I do, in part because I recognize that the party is not just this national monolith. I am part of the Georgia Democratic Party, and part of my obligation is to make sure that the Georgia iteration of the Democratic Party is reflective of the needs of our communities. What we did in Georgia is not something people thought could happen. People are more willing to invest in a winner than they are in a theory. Now that we’ve shown it can work, we’re going to have to show it can work again. There is no guarantee about [Georgia’s two runoff elections for the U.S. Senate on] January 5th, but I think we can make it happen. And if it doesn’t happen, that doesn’t mean it failed; it just means it didn’t work this time, so let’s keep building it. Because it is a better theory than anything else we have out there.

Last week, Lindsey Graham called Brad Raffensperger and pressured him to throw away valid votes. What is your reaction to that piece of news? Are you shocked by Raffensperger’s refusal to comply or the way in which the state’s Republican Party has turned on Raffensperger over these b.s. fraud claims?  

Republicans have shown us who they are long before this moment. They have fought tirelessly to silence the voices of voters who do not support them. So while I am disappointed by the reckless actions of Donald Trump, Lindsey Graham, and others, I am not surprised. None of the GOP’s voter-suppression tactics will change the results of the election. However, we must be vigilant to ensure that successes in mitigating obstacles do not return with a vengeance in GOP-led legislatures. I am committed to finishing the job in Georgia and helping Democrats secure a Senate majority so they can deliver on behalf of the American people.

There has been recent speculation on your next moves, including reporting that you’ve decided to run against Kemp again in 2022. A lot of people really want to know what you’re going to do next.

So do I. But for now, what I’m doing next is making sure that Jon Ossoff and Raphael Warnock become the next two U.S. senators from the great state of Georgia.

This next question may sound silly, but I saw you tweet about Buffy and Spike and Angel. You’ve just walked us through a decade in your state’s history but also a decade in your life. Why is it important to care about the things besides the work?

Because we have to care about people, and people’s lives aren’t just politics. I understand at an acute level that the policies we either prevent or succeed in delivering can improve your life. But the quality of life also matters. And television art is such a key part of it. It’s a key part of me. I don’t ever want to be a person who is snobbish about how I engage culture, because those are the people I want to help. Those are me. Buffy was important because when I was scrolling through Twitter, I saw someone say that I said something about Spike, and thus about Angel, that wasn’t accurate. So I wanted them to know.

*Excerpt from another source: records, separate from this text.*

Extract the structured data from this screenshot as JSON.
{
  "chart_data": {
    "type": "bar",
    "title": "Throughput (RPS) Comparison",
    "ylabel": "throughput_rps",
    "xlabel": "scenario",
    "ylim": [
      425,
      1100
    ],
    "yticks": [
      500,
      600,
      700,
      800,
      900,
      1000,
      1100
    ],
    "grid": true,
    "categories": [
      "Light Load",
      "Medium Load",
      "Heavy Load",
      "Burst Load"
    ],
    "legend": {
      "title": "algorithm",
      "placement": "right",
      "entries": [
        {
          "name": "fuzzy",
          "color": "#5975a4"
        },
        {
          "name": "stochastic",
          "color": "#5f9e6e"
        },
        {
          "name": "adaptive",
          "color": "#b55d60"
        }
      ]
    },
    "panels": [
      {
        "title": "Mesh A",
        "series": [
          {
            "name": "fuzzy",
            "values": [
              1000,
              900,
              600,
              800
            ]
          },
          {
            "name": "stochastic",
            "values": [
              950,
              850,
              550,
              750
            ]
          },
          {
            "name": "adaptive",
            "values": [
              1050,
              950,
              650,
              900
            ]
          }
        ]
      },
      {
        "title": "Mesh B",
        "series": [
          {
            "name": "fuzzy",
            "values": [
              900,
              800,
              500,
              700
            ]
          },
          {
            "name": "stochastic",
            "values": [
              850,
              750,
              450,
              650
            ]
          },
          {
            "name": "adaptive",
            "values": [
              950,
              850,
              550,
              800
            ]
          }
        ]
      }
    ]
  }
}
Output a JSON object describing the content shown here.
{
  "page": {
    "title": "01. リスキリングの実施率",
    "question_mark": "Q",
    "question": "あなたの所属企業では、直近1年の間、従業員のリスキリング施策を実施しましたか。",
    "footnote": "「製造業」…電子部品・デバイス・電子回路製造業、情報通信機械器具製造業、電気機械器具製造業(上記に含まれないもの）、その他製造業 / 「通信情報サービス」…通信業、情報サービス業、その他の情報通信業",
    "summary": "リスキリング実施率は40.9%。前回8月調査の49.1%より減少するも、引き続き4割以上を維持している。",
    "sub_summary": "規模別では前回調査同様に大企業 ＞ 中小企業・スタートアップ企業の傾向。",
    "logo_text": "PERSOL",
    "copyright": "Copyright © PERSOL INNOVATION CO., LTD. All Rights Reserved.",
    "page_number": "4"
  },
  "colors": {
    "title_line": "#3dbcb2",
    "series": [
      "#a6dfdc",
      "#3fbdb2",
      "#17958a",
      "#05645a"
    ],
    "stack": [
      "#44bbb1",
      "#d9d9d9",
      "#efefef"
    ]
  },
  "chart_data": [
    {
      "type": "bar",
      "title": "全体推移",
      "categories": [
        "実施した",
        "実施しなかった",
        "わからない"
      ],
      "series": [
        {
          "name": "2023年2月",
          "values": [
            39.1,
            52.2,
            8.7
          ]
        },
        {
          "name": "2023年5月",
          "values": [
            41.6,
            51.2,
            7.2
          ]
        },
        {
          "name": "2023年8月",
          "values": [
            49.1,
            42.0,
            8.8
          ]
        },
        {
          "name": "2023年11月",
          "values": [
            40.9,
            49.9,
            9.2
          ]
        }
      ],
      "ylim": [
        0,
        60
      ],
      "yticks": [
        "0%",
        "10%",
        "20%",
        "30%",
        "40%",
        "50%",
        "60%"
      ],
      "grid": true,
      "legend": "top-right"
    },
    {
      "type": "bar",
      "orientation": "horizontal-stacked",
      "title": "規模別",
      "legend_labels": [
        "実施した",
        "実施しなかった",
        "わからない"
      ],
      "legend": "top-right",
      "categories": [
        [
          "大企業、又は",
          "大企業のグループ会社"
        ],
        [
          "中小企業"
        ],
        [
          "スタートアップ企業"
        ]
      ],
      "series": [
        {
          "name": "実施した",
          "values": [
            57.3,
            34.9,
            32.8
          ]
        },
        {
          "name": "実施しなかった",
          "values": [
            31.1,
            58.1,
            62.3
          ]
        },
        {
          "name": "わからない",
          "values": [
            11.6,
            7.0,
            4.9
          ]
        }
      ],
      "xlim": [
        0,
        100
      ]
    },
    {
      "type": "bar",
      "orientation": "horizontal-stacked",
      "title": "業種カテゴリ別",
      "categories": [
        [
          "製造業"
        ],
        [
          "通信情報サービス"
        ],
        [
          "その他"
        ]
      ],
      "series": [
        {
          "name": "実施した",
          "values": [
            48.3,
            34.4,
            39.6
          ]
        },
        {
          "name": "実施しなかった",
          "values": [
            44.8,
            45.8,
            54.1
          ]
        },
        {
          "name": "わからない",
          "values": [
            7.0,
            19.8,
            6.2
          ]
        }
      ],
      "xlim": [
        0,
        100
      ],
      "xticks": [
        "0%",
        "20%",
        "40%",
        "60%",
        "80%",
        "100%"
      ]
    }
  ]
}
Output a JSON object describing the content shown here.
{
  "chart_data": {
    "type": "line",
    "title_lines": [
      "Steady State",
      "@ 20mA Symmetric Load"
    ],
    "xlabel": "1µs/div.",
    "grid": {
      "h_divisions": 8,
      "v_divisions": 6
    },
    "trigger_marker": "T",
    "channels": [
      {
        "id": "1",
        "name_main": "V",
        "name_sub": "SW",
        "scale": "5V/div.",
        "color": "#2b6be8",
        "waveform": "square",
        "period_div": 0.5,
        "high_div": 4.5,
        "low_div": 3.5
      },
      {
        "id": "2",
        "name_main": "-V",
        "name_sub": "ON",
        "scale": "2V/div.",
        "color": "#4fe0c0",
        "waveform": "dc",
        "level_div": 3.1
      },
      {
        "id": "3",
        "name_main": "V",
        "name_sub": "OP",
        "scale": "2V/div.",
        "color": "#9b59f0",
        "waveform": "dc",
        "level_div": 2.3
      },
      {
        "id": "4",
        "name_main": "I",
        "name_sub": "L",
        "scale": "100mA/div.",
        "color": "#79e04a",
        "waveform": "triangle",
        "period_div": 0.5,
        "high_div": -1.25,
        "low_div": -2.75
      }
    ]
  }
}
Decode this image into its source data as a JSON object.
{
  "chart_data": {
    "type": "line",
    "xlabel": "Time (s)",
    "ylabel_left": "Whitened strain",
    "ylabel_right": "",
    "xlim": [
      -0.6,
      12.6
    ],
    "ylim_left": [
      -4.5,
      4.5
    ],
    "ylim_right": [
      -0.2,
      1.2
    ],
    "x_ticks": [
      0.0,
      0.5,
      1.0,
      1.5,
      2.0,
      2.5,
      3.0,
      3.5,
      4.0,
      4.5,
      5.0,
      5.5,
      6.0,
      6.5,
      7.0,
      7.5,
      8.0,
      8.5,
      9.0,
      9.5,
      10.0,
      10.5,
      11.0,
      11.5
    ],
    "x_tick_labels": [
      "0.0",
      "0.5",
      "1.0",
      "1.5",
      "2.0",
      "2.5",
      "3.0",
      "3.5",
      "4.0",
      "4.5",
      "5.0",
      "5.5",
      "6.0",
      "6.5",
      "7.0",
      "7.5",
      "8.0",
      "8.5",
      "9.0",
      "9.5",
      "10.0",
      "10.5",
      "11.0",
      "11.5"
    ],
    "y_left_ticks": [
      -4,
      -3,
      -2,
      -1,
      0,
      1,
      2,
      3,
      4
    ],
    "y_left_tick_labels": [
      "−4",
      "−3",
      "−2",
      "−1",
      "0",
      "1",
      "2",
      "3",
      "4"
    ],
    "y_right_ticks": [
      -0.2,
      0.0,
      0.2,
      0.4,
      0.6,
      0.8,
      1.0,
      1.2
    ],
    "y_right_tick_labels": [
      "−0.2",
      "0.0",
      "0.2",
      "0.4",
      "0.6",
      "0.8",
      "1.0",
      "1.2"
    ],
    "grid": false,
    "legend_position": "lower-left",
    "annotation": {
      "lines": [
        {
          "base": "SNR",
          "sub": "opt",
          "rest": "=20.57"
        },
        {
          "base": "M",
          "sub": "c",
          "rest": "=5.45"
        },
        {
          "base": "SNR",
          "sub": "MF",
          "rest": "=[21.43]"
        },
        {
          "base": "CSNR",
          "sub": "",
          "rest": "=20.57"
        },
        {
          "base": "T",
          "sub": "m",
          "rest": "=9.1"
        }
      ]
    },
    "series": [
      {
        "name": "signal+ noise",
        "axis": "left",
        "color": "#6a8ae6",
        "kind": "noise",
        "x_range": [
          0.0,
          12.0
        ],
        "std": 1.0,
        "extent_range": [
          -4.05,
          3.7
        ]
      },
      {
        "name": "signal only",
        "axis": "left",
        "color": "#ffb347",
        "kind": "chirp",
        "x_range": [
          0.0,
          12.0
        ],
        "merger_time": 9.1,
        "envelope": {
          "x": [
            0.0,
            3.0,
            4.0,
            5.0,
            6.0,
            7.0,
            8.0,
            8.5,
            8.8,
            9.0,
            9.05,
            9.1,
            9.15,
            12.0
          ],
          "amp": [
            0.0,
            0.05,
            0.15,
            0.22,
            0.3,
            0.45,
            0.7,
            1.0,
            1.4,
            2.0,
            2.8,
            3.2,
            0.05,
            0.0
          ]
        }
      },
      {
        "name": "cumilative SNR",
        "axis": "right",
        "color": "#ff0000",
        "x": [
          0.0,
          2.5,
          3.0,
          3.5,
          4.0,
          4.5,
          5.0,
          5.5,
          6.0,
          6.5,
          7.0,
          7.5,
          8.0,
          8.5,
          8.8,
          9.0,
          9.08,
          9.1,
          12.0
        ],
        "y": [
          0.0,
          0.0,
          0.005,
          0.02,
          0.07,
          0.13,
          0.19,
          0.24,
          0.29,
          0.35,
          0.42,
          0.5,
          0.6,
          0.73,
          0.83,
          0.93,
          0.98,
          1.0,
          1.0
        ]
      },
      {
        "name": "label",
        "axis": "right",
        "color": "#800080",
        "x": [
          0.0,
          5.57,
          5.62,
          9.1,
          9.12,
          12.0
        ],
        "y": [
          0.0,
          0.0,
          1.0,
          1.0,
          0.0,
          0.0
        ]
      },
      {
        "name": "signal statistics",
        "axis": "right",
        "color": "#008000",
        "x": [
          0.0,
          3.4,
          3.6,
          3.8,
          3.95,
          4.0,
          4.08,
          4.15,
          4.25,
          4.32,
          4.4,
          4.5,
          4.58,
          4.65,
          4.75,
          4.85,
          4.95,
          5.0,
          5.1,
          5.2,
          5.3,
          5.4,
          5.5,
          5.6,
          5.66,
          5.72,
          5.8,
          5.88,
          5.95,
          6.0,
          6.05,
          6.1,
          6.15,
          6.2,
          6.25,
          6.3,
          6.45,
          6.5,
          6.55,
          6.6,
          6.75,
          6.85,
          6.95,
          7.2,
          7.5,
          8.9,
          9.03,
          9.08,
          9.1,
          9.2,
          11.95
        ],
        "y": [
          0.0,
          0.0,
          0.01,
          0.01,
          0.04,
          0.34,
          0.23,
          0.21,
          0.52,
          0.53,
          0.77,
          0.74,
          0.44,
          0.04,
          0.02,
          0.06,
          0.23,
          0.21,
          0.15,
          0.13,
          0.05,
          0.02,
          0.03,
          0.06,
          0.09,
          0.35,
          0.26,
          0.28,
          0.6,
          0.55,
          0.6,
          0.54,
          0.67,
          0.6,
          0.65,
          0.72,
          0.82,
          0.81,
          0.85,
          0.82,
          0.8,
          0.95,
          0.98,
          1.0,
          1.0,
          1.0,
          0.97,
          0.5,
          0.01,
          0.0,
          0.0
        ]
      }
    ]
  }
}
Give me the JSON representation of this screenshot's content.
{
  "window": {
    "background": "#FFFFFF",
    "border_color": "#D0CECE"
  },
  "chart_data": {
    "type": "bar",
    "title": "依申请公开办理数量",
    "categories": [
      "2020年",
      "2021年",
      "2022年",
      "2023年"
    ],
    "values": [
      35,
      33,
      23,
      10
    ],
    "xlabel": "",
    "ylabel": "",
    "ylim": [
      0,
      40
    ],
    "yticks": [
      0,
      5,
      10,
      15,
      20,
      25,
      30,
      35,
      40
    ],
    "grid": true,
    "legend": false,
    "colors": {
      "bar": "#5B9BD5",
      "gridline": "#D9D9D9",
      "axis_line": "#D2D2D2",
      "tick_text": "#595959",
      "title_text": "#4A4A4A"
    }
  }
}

It’s important that we enjoy what it means to live in a free society and to have these moments of respite. But it’s also an organizing tool. If you can meet people where they are, and they want to be with you when you get there, that helps a lot. If we enter this work chastising, lecturing, and hectoring, you might get a few people to do something in that moment to get you to shut up, but you’re never going to convert them or convince them that it’s worth doing again. But if people see the normalness of what this can mean, and that that normalness can be profound in how their lives get better, then they’re going to be more willing to risk showing up and standing in that line and being rained on and being yelled at by some guy in a truck who’s telling them to go home. They’re going to be more willing if they think that they’re in this together, as opposed to they’re being sort of led to do this by people who think they’re too important to show up.

This interview has been condensed for length and clarity.